Judul: Hadrah Kiai | Penyusun: Raedu Basha | Tahun: 2017 | Penerbit: Ganding Pustaka | Tebal: 140 halaman | ISBN: 978-602-6505-17-0

Saya bukan pembaca puisi yang tekun. Kalau disuruh memilih pasti akan lebih memilih menulis prosa berlembar-lembar daripada harus menulis selembar puisi. Saya hanya setia membaca puisi dua penyair, Joko Pinurbo dan Puitri Hati Ningsih. Puisi Joko Pinurbo jauh dari ndakik-ndakik tapi mengena, sedang Puitri yang saya kenal personal, celetukannya pun adalah puisi bagi saya. Saya kurang suka puisi dengan diksi yang rumit.

Sebagai seorang yang besar di lingkungan nahdliyin, saya terlambat sekian tahun membaca puisi Hadrah Kiai karya Raedu Basha ini. Tahun-tahun lalu saya malah lebih kenal dengan Mario Lawi dengan Ekaristi-nya. Saya suka puisi bertema religius seperti cerita tentang tradisi gereja Katholik dan kehidupan biara. Hadrah Kiai membuat saya tertampar karena seharusnya buku ini lebih dekat dengan kultur keagamaan di lingkungan saya.

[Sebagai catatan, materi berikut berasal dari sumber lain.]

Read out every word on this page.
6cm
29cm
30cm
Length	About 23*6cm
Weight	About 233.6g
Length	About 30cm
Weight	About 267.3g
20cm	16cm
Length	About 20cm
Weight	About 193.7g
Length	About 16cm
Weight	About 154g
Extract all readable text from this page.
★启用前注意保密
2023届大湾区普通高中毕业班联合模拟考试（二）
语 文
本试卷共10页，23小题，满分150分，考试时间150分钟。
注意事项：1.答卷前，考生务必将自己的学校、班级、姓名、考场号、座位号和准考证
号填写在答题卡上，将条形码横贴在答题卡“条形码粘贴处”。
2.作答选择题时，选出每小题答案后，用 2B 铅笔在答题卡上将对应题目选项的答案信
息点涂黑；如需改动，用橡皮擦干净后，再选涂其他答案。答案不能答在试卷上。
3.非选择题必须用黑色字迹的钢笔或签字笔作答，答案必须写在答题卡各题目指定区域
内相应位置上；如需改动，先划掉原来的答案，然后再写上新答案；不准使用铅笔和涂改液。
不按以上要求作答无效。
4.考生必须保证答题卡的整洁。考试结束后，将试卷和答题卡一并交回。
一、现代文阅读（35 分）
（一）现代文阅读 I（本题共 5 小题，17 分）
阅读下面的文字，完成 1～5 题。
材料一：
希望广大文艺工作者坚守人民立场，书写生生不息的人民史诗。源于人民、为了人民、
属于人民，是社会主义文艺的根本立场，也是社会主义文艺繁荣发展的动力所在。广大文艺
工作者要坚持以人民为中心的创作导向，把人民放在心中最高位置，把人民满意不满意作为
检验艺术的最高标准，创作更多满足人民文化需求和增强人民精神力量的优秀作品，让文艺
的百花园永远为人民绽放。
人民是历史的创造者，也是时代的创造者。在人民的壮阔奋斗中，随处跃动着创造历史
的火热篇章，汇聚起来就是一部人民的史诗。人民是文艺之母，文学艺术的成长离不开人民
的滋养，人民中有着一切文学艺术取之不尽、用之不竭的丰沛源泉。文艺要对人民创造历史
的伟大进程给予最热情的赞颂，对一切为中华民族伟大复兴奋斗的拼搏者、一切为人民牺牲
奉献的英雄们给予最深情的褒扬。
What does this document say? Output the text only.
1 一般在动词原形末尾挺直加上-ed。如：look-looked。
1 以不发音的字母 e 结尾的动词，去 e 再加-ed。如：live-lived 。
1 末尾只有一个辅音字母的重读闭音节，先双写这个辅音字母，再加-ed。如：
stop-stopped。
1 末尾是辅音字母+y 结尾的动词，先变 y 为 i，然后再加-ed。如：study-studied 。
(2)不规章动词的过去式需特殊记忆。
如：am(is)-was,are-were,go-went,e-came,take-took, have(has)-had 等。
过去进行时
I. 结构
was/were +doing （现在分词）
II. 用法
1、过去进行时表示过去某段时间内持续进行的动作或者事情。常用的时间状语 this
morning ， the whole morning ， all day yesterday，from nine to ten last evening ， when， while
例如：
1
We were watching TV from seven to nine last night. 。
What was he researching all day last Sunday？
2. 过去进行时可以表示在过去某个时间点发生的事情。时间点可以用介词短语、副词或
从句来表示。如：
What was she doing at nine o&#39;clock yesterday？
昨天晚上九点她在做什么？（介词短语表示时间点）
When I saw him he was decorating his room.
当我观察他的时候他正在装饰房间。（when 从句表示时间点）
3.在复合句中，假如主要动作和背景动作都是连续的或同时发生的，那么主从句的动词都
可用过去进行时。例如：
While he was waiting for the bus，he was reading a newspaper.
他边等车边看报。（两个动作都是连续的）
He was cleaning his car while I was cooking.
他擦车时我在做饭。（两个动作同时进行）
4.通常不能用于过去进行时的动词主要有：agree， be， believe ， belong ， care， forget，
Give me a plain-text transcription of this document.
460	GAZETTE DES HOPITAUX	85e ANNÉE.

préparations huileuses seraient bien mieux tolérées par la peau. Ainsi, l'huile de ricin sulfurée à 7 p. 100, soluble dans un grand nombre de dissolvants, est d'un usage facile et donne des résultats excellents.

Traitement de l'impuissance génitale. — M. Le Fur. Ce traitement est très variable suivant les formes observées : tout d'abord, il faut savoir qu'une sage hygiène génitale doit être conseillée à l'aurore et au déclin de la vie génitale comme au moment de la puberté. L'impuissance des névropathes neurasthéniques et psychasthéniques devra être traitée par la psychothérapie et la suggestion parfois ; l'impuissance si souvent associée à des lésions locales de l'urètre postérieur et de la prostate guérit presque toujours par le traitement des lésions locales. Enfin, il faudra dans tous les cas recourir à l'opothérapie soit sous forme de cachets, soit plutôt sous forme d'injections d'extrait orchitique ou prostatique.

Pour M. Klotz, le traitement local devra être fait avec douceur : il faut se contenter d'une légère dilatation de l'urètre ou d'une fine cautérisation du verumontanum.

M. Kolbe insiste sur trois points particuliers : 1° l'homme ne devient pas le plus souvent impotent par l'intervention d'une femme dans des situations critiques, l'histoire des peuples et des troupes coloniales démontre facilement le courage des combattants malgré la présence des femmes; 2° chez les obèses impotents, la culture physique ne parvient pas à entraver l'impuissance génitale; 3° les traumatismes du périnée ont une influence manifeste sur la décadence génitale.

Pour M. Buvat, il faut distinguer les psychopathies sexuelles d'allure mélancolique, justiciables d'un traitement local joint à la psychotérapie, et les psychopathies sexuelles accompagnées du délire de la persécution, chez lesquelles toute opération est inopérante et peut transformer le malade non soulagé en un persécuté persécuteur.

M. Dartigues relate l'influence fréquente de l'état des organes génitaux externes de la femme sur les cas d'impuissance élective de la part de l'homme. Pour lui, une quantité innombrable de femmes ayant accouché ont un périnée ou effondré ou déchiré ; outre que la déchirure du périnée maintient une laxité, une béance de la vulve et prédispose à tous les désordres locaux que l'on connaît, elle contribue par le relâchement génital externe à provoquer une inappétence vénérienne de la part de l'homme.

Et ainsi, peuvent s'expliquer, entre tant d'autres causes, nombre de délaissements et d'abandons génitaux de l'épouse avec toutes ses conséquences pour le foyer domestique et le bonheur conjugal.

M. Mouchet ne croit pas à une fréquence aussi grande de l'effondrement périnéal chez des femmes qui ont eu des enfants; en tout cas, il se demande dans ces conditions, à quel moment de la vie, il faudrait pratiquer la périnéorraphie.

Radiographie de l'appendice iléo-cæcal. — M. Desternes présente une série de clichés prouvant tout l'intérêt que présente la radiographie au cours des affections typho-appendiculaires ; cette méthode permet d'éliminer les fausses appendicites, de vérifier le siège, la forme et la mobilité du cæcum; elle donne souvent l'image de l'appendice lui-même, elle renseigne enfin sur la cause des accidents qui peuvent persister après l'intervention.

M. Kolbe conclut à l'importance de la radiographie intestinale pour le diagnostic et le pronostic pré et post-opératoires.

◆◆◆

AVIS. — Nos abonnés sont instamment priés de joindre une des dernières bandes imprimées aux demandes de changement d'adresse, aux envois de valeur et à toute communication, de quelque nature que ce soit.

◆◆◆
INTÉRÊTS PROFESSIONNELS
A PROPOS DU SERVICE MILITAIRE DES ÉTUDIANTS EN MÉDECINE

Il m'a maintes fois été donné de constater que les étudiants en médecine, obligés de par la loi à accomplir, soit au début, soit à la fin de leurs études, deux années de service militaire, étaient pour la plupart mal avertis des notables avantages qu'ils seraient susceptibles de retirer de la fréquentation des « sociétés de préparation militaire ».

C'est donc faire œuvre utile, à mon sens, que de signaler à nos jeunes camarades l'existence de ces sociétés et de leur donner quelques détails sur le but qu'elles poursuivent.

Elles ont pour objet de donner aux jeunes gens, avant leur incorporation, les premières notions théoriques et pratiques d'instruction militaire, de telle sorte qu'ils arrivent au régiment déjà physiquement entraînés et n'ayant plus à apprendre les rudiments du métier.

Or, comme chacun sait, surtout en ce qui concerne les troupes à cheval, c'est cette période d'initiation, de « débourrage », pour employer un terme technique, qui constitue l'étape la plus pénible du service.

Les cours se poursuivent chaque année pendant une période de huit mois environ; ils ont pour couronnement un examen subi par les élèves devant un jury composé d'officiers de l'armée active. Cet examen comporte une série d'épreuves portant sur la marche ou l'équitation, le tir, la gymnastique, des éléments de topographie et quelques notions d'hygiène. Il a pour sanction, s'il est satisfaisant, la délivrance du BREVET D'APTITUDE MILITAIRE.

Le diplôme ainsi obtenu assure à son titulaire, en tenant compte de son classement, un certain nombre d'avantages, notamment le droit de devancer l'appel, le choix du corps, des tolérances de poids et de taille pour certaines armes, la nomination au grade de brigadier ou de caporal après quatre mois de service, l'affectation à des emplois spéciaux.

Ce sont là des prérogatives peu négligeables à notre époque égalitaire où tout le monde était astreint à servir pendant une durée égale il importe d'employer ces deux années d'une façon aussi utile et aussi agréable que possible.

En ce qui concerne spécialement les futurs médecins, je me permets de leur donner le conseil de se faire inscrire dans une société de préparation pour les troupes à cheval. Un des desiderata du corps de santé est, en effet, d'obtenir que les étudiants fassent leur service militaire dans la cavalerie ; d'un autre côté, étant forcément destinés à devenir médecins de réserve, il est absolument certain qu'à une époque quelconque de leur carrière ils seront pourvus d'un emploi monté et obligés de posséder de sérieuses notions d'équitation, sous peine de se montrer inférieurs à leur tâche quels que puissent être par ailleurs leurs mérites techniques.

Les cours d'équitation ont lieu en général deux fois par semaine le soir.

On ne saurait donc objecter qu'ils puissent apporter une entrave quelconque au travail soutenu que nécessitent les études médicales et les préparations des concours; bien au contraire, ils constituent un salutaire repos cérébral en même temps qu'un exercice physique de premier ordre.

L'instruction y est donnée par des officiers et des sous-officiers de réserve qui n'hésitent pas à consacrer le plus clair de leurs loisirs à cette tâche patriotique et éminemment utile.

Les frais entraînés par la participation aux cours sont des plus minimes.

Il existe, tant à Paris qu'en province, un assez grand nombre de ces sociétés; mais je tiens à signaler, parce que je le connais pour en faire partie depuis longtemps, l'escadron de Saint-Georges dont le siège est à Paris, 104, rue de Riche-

Raedu seorang putra Madura, lahir dan besar di lingkungan pesantren. Puisinya bertebaran kata-kata yang biasa digunakan dalam lingkungan pesantren. Jika kita pernah nyantri atau minimal ngaji di madrasah tentu tidak asing dengan kata-kata seperti syakal, i’rab, dlamir, alfiyah, safinah, utawi iki iku atau hu, hu, hu (kata ganti “dia” untuk Tuhan) dalam zikiran yang umum di kalangan kaum nahdliyin. Kita bisa bernostalgia sejenak mengenang ngaji sharaf dalam puisi Tasrifan Kiai Maksum Jombang di halaman 48 karena ada fa’ala, yaf’ulu, fa’lan sampai unsur la tansur di sana. Tasrifan yang sangat populer, sampai-sampai ketika takut dengan hantu pun yang diucapkan adalah tasrifan tersebut.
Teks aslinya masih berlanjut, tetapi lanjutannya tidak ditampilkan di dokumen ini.